Dopo una serie di lente e profonde spinte da dietro, ci rimettiamo in piedi e, baciandolo, mi lascio appoggiare al muro. Abbiamo forse ancora qualche minuto, non ne ho idea. Lui sembra non preoccuparsene, mi toglie i jeans e tranquillamente solleva una mia coscia. Si avvicina a me col suo corpo, strusciando il suo membro sulla mia vulva. Lo adoro da impazzire e la mia voglia di cazzo si triplica. Lui, sapientemente, poggia due dita sul mio clitoride e mi masturba mentre mi mette la lingua in bocca. Mi tocca il seno, cercando un capezzolo. Dio, sono così tanto bagnata…
Gli porgo un altro profilattico che avevo saggiamente conservato e mi abbandono totalmente a una dolce penetrazione da davanti, con una coscia in aria, tra le sue braccia possenti. Mentre la mia vagina stretta viene violata penso solo a una cosa: di essere montata sul pavimento a quattro zampe e avere la libertà di gridare mentre prendo il cazzo del mio professore nell'altro buco, facendomi sfondare con violenza e fino all'orgasmo. Penso anche di riceverlo in figa a missionario con le cosce spalancate e le ginocchia in aria. Voglio farmi possedere procurandogli un immenso piacere. Voglio succhiargli il pene, fino in gola, passare la lingua famelica sulla cappella e sulle palle, voglio essere legata e usata per il suo capriccio... Quante cose vorrei… E mentre ci penso lui aumenta la velocità della penetrazione, di poco ma sufficiente a farmi venire in un intenso orgasmo soffocato.

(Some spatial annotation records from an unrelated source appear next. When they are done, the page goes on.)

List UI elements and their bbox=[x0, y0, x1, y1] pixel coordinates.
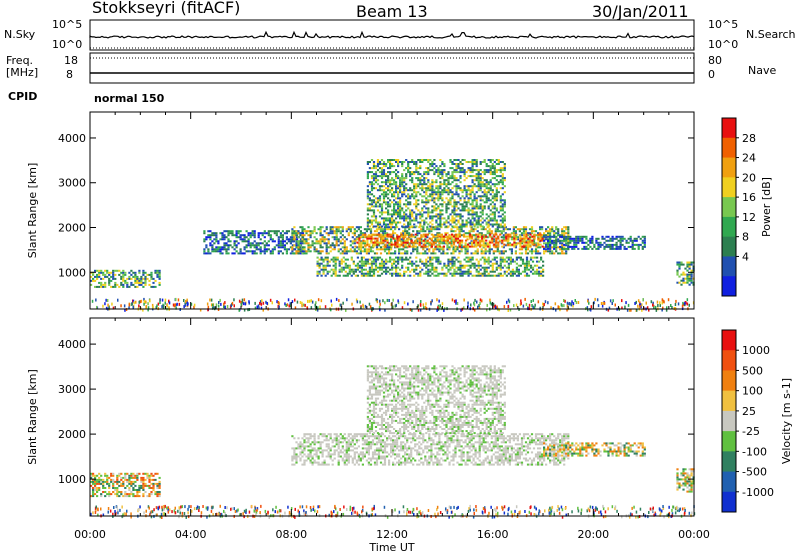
freq-panel bbox=[89, 52, 695, 84]
freq-tick-top: 18 bbox=[64, 54, 78, 67]
echo-region bbox=[90, 472, 161, 498]
colorbar-segment bbox=[722, 177, 736, 198]
velocity-colorbar: 1000 500 100 25 -25 -100 -500 -1000 Velocity [m … bbox=[721, 329, 793, 513]
colorbar-segment bbox=[722, 451, 736, 473]
colorbar-tick-label: 4 bbox=[742, 250, 749, 263]
date-label: 30/Jan/2011 bbox=[592, 2, 689, 21]
x-tick-label: 04:00 bbox=[175, 528, 207, 541]
nsky-tick-top: 10^5 bbox=[52, 18, 83, 31]
y-tick-label: 1000 bbox=[58, 266, 86, 279]
colorbar-segment bbox=[722, 236, 736, 257]
freq-label: Freq. bbox=[6, 54, 34, 67]
colorbar-frame bbox=[721, 117, 737, 297]
freq-tick-bottom: 8 bbox=[66, 68, 73, 81]
colorbar-tick-label: 25 bbox=[742, 405, 756, 418]
near-range-noise bbox=[91, 297, 695, 312]
velocity-panel: 1000 2000 3000 4000 Slant Range [km] bbox=[26, 317, 696, 519]
nave-tick-top: 80 bbox=[708, 54, 722, 67]
x-tick-label: 12:00 bbox=[376, 528, 408, 541]
colorbar-segment bbox=[722, 157, 736, 178]
echo-region bbox=[203, 230, 305, 255]
nsky-line bbox=[89, 30, 695, 39]
beam-label: Beam 13 bbox=[356, 2, 428, 21]
nsearch-tick-bottom: 10^0 bbox=[708, 38, 739, 51]
y-tick-label: 3000 bbox=[58, 177, 86, 190]
colorbar-tick-label: 500 bbox=[742, 364, 763, 377]
colorbar-segment bbox=[722, 216, 736, 238]
echo-region bbox=[543, 235, 646, 250]
y-tick-label: 4000 bbox=[58, 132, 86, 145]
colorbar-tick-label: -25 bbox=[742, 425, 760, 438]
y-tick-label: 2000 bbox=[58, 222, 86, 235]
colorbar-segment bbox=[722, 197, 736, 218]
echo-region bbox=[366, 365, 506, 435]
nsky-frame bbox=[89, 19, 695, 51]
nave-label: Nave bbox=[748, 64, 777, 77]
y-axis-label: Slant Range [km] bbox=[26, 369, 39, 465]
y-tick-label: 2000 bbox=[58, 428, 86, 441]
colorbar-segment bbox=[722, 276, 736, 297]
colorbar-segment bbox=[722, 491, 736, 513]
colorbar-segment bbox=[722, 118, 736, 139]
colorbar-segment bbox=[722, 410, 736, 432]
echo-region bbox=[316, 256, 545, 277]
x-axis-label: Time UT bbox=[368, 541, 414, 554]
colorbar-tick-label: 100 bbox=[742, 385, 763, 398]
colorbar-tick-label: 1000 bbox=[742, 344, 770, 357]
nave-tick-bottom: 0 bbox=[708, 68, 715, 81]
colorbar-segment bbox=[722, 370, 736, 392]
freq-frame bbox=[89, 52, 695, 84]
colorbar-segment bbox=[722, 350, 736, 371]
colorbar-segment bbox=[722, 431, 736, 452]
colorbar-segment bbox=[722, 390, 736, 412]
y-tick-label: 4000 bbox=[58, 338, 86, 351]
y-axis-label: Slant Range [km] bbox=[26, 163, 39, 259]
y-tick-label: 1000 bbox=[58, 473, 86, 486]
colorbar-tick-label: 12 bbox=[742, 211, 756, 224]
nsky-label: N.Sky bbox=[4, 28, 36, 41]
colorbar-label: Velocity [m s-1] bbox=[780, 378, 793, 464]
colorbar-tick-label: -100 bbox=[742, 445, 767, 458]
x-tick-label: 08:00 bbox=[275, 528, 307, 541]
echo-region bbox=[366, 159, 506, 228]
colorbar-label: Power [dB] bbox=[760, 177, 773, 237]
nsky-panel bbox=[89, 19, 695, 51]
nsky-tick-bottom: 10^0 bbox=[52, 38, 83, 51]
colorbar-tick-label: 8 bbox=[742, 231, 749, 244]
colorbar-segment bbox=[722, 137, 736, 159]
y-tick-label: 3000 bbox=[58, 383, 86, 396]
x-tick-label: 00:00 bbox=[678, 528, 710, 541]
power-panel: 1000 2000 3000 4000 Slant Range [km] bbox=[26, 111, 695, 312]
x-tick-label: 00:00 bbox=[74, 528, 106, 541]
colorbar-tick-label: 20 bbox=[742, 171, 756, 184]
colorbar-tick-label: 24 bbox=[742, 152, 756, 165]
colorbar-tick-label: 16 bbox=[742, 191, 756, 204]
colorbar-frame bbox=[721, 329, 737, 513]
cpid-label: CPID bbox=[8, 90, 38, 103]
echo-region bbox=[543, 442, 646, 457]
nsearch-label: N.Search bbox=[746, 28, 796, 41]
colorbar-segment bbox=[722, 471, 736, 493]
colorbar-segment bbox=[722, 330, 736, 351]
colorbar-tick-label: -500 bbox=[742, 466, 767, 479]
colorbar-tick-label: -1000 bbox=[742, 486, 774, 499]
colorbar-segment bbox=[722, 256, 736, 277]
colorbar-tick-label: 28 bbox=[742, 132, 756, 145]
power-colorbar: 28 24 20 16 12 8 4 Power [dB] bbox=[721, 117, 773, 297]
axis-labels: 00:00 04:00 08:00 12:00 16:00 20:00 00:00 Time … bbox=[74, 528, 710, 554]
echo-region bbox=[90, 269, 161, 288]
nsearch-tick-top: 10^5 bbox=[708, 18, 739, 31]
cpid-value: normal 150 bbox=[94, 92, 165, 105]
x-tick-label: 20:00 bbox=[577, 528, 609, 541]
x-tick-label: 16:00 bbox=[477, 528, 509, 541]
freq-unit: [MHz] bbox=[6, 66, 39, 79]
chart-title: Stokkseyri (fitACF) bbox=[92, 0, 241, 17]
echo-region bbox=[354, 233, 544, 248]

Dopo pochissimo viene anche lui, il suo seme inonda il serbatoio del preservativo. Continuo a baciarlo, più lentamente, accarezzandogli i capelli. È sudato. È tutto rosso. Ha goduto. E io con lui.
Subito ci ricomponiamo, non ho idea di che ora sia e non mi importa. Lui scappa via, non prima di avermi guardata e salutata con un'espressione a tratti sconvolta e a tratti complice.
Quando torno in aula mi accorgo che sono passati 5 minuti oltre la pausa. Ne sono passati altri 7 quando lui torna, con un bicchiere in mano, e si scusa, imbarazzato per il ritardo:
«Scusate… Sono stato fermato da un vostro collega laureando a proposito della tesi. Allora… Riprendiamo…»
E io faccio di tutto per soffocare una risatina mentre lo guardo e penso che su quel bicchiere, dalla sua bocca, ci sono tracce della mia saliva.